A growing number of applications rely on AI-based solutions to carry-out mission-critical tasks, many of which are of temporal nature, dealing with ever-evolving flows of information. Crucial for mitigating threats and taking advantage of opportunities in such domains, is the ability to forecast imminent situations and critical complex events ahead of time. The EVENFLOW project works on developing hybrid learning techniques for complex event forecasting, which combine deep learning with logic-based learning and reasoning into neuro-symbolic forecasting models.

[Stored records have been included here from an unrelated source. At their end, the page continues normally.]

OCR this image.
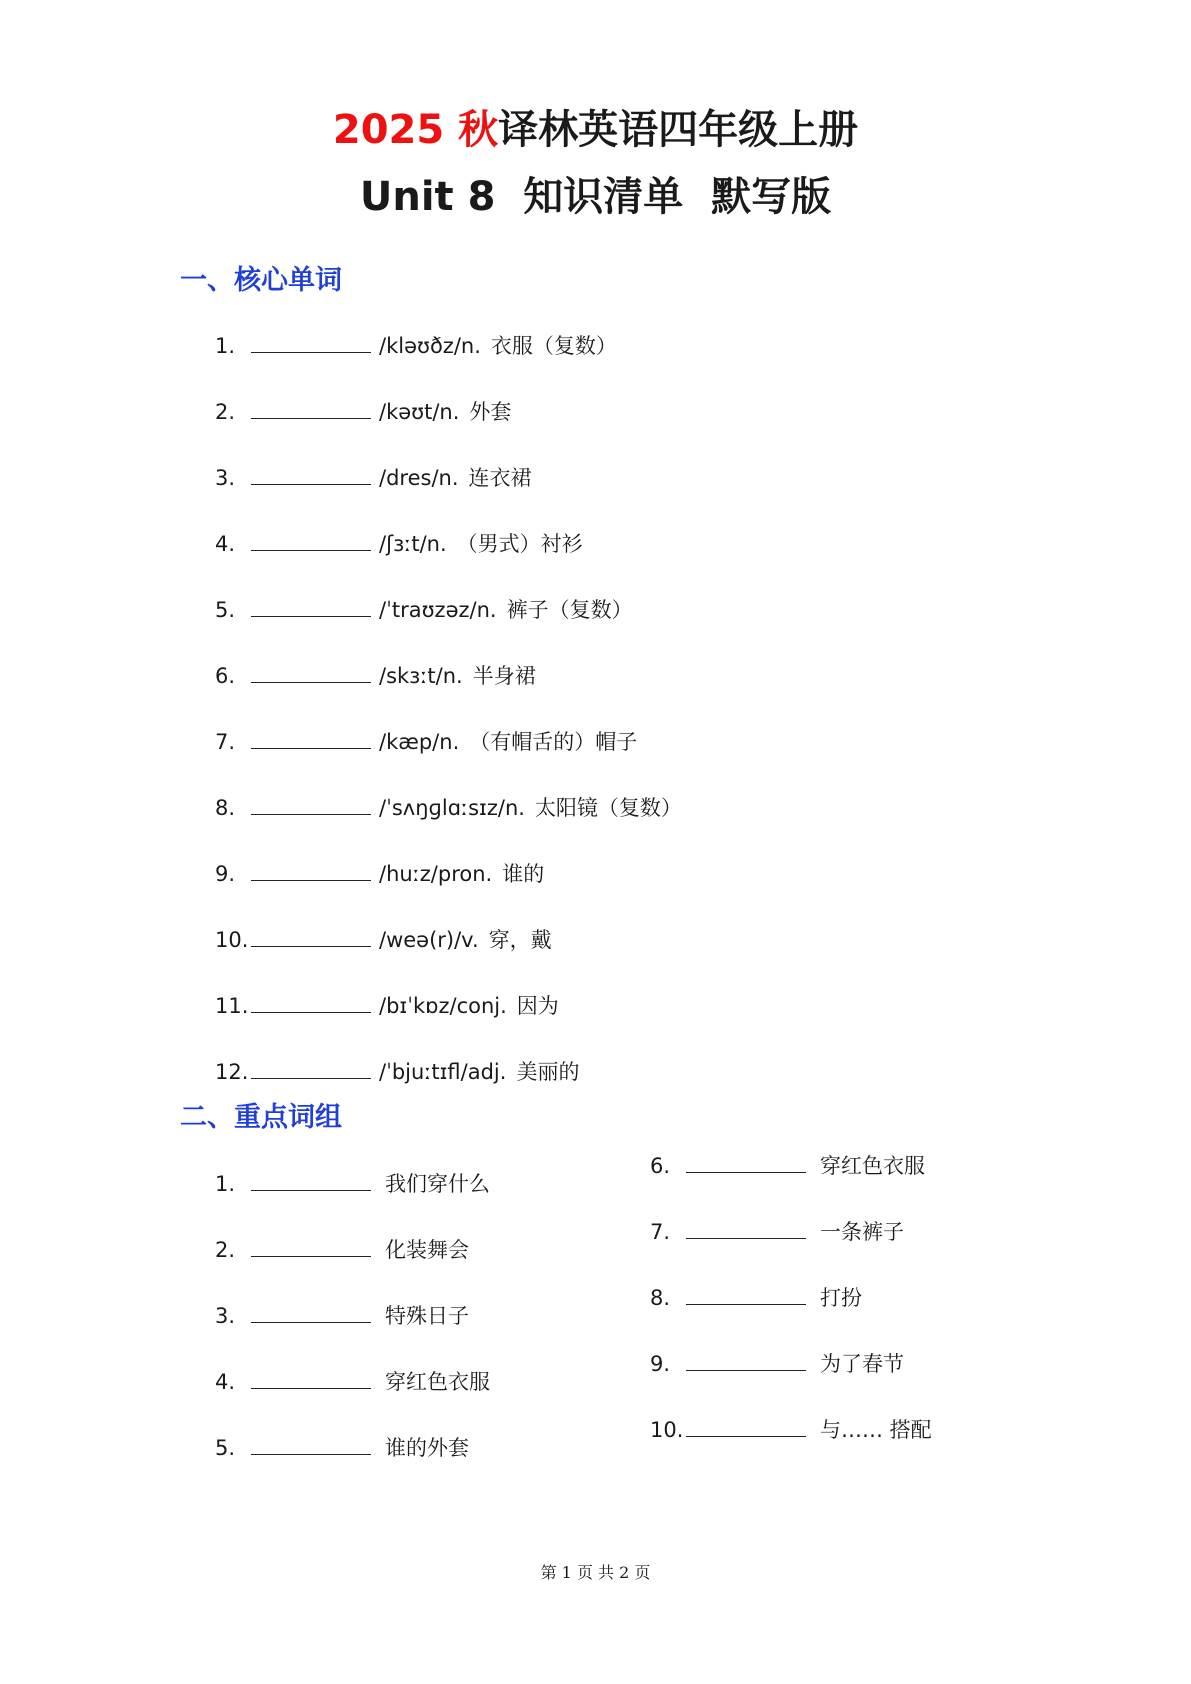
2025 秋译林英语四年级上册
Unit 8  知识清单  默写版
一、核心单词
二、重点词组
第 1 页 共 2 页
1.	/kləʊðz/n. 衣服（复数）
2.	/kəʊt/n. 外套
3.	/dres/n. 连衣裙
4.	/ʃɜːt/n. （男式）衬衫
5.	/ˈtraʊzəz/n. 裤子（复数）
6.	/skɜːt/n. 半身裙
7.	/kæp/n. （有帽舌的）帽子
8.	/ˈsʌŋɡlɑːsɪz/n. 太阳镜（复数）
9.	/huːz/pron. 谁的
10.	/weə(r)/v. 穿，戴
11.	/bɪˈkɒz/conj. 因为
12.	/ˈbjuːtɪfl/adj. 美丽的
1.	我们穿什么
2.	化装舞会
3.	特殊日子
4.	穿红色衣服
5.	谁的外套
6.	穿红色衣服
7.	一条裤子
8.	打扮
9.	为了春节
10.	与…… 搭配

EVENFLOW conducts research work on three challenging use cases related to i) oncological forecasting in personalised medicine, ii) safe and efficient behaviour of autonomous transportation robots in smart factories and iii) reliable life cycle assessment of critical infrastructure.


Business Category
Public Services

What if we could check, in real time, the health status of any water pipe in our underground network and be able to predict malfunctions and points that need to be maintained? In EVENFLOW we aim to utilize the sensor infrastructure in the public water pipe network and use our advanced complex event forecasting techniques to make accurate, reliable and explainable predictions.

Using this technology, the sensors in the pipes will be able to gather data regarding the healthy status of the pipes themselves (cracks, leakages, etc.) and regarding the fluid conditions (temperature, pressure, flow etc.) in real time. EVENFLOW’s AI algorithms will process them and provide timely predictions. The algorithms, through the use of neurosymbolic learning and other techniques developed in EVENFLOW, will not only provide high-quality predictions but will also be able to shed light on the reasons behind them. This will help to optimise the maintenance and management policies and activities of the public infrastructure operator, especially in trenchless interventions and reduction of maintenance costs.